Some additional color on today’s topic via S&P Global Marketplace:
Banks continue to prize liquidity and securities balances continued to shrink, while loans grew at a slower pace in the third quarter. In the third quarter, total loans rose 0.4% from the linked quarter, after growing 0.7% on a sequential basis in the second quarter. Modest loan growth and pressure on deposits caused the industry's loan-to-deposit ratio to rise further, increasing to 66.5% from just shy of 66% in the prior quarter
Mark Rubinstein wrote this past week in his Substack newsletter Net Interest that the Nikkei 225, which is the Japanese blue-chip stock market index, only just recently matched its 1989 high (!!!). The multi-decade swoon shows how long it can take for a stock market to recover following a drop, although Japanese stocks are unique on a global scale in part because so few Japanese people invest in them. He writes:
Equities account for just 11% of household financial assets in Japan, compared with 39% in the US and 21% in Europe. Investment funds add another 4% but in the US that number is 12% and in Europe it is 10%. In contrast, Japanese households hold over half their assets in cash – fine when consumer prices are falling, expensive when they are not.
A new government program has been set up that allows Japanese people to invest up to $120,000 over their lifetime tax-free, which may be boosting inflows to stocks. Read more here.
No larger message or conclusion here, but it’s interesting that the Dakotas have the highest fertility rates in the country right now. The chart below shows birth rates per 1,000 women age 15-44 in 2021 per CDC data. The lowest fertility rates? All of the New England states and Oregon followed by various other states in the northeast and northwest.

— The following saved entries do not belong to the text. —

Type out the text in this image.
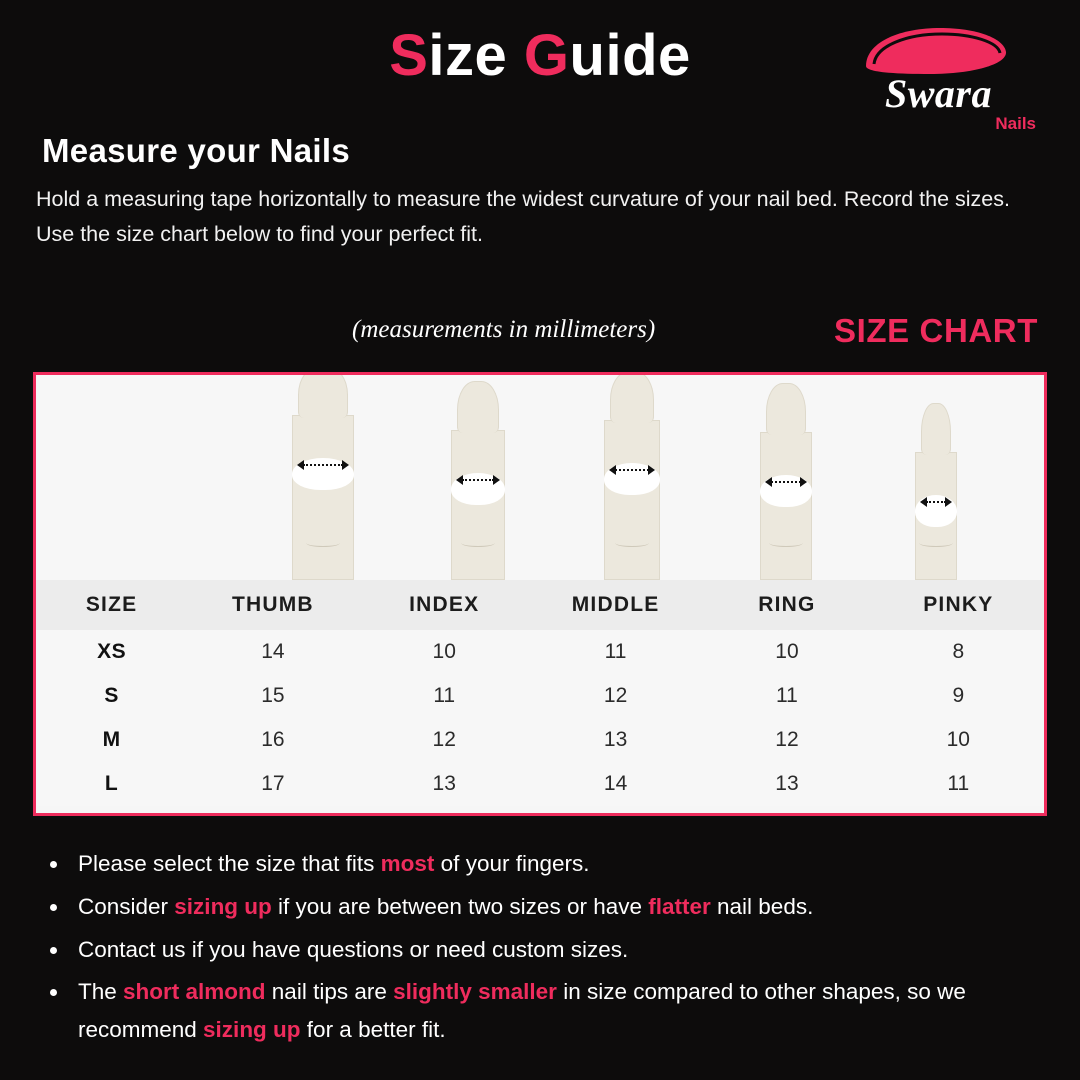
Size Guide
Swara
Nails
Measure your Nails
Hold a measuring tape horizontally to measure the widest curvature of your nail bed. Record the sizes. Use the size chart below to find your perfect fit.
(measurements in millimeters)	SIZE CHART
SIZE	THUMB	INDEX	MIDDLE	RING	PINKY
XS	14	10	11	10	8
S	15	11	12	11	9
M	16	12	13	12	10
L	17	13	14	13	11
• Please select the size that fits most of your fingers.
• Consider sizing up if you are between two sizes or have flatter nail beds.
• Contact us if you have questions or need custom sizes.
• The short almond nail tips are slightly smaller in size compared to other shapes, so we recommend sizing up for a better fit.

The national average credit score recently decreased from 718 to 717. The drop was notable because it was the first such decrease in over a decade. More via CNBC: “As of October, the average credit card utilization was 35%, up from 33% a year earlier, and just over 18% of borrowers had a more than 30-day past-due missed payment against their credit accounts, up from 16.5% the year before.” Read more here.
In Augusta, Maine, this week, I was served lunch by a robot waiter. It was pretty wild. I can still remember the first text message I ever got. It was from a college friend who was home on break in the winter of 2002. I also now remember the first time I was served a meal by a robot. Click below to see the short video:
One Good Long Read
I appreciate the positive comments people have been sending me about enjoying the One Good Long Read feature that I’ve been doing the past few weeks. I think if you are the type of person who likes to read my articles in general, you are also the type of person who likes who likes to read other forms of longford journalism.
In 1986, a man in Maine went into the woods. He didn’t come out until 2013, and only then because he was caught stealing from a camp storeroom and put in jail. His name was Christopher Thomas Knight, and he was The North Pond Hermit. Living in Maine, I remember the story of when he was found. The story was so ubiquitous you couldn’t avoid it. But this article was the first time I heard much about his life before the woods, or after. You can read the thoughtful and entertaining article by Michael Finkel of GQ here.
Have a great week, everybody!
Most informative Ben. Do you have any data on Australian banks. An international comparison might be interesting.
Perhaps the decline in NIM may be in part due to the adoption of technology that enables a bank to operate more cheaply and efficiently, perhaps less activity in the tellers booth, the closure of branches that is rampant in Australia.
Another question: Would it attract borrowers if US banks offered 30 year mortgages at an invariable interest rate. Would that be seen as not feasible. I am aware of the role of Fanny Mae and Freddie Mac. I'm interested in the possibility of doing this in Australia where changing rates play havoc with the budgets of borrowers, and in particular those on the edge of not meeting their obligations when interest rates are low.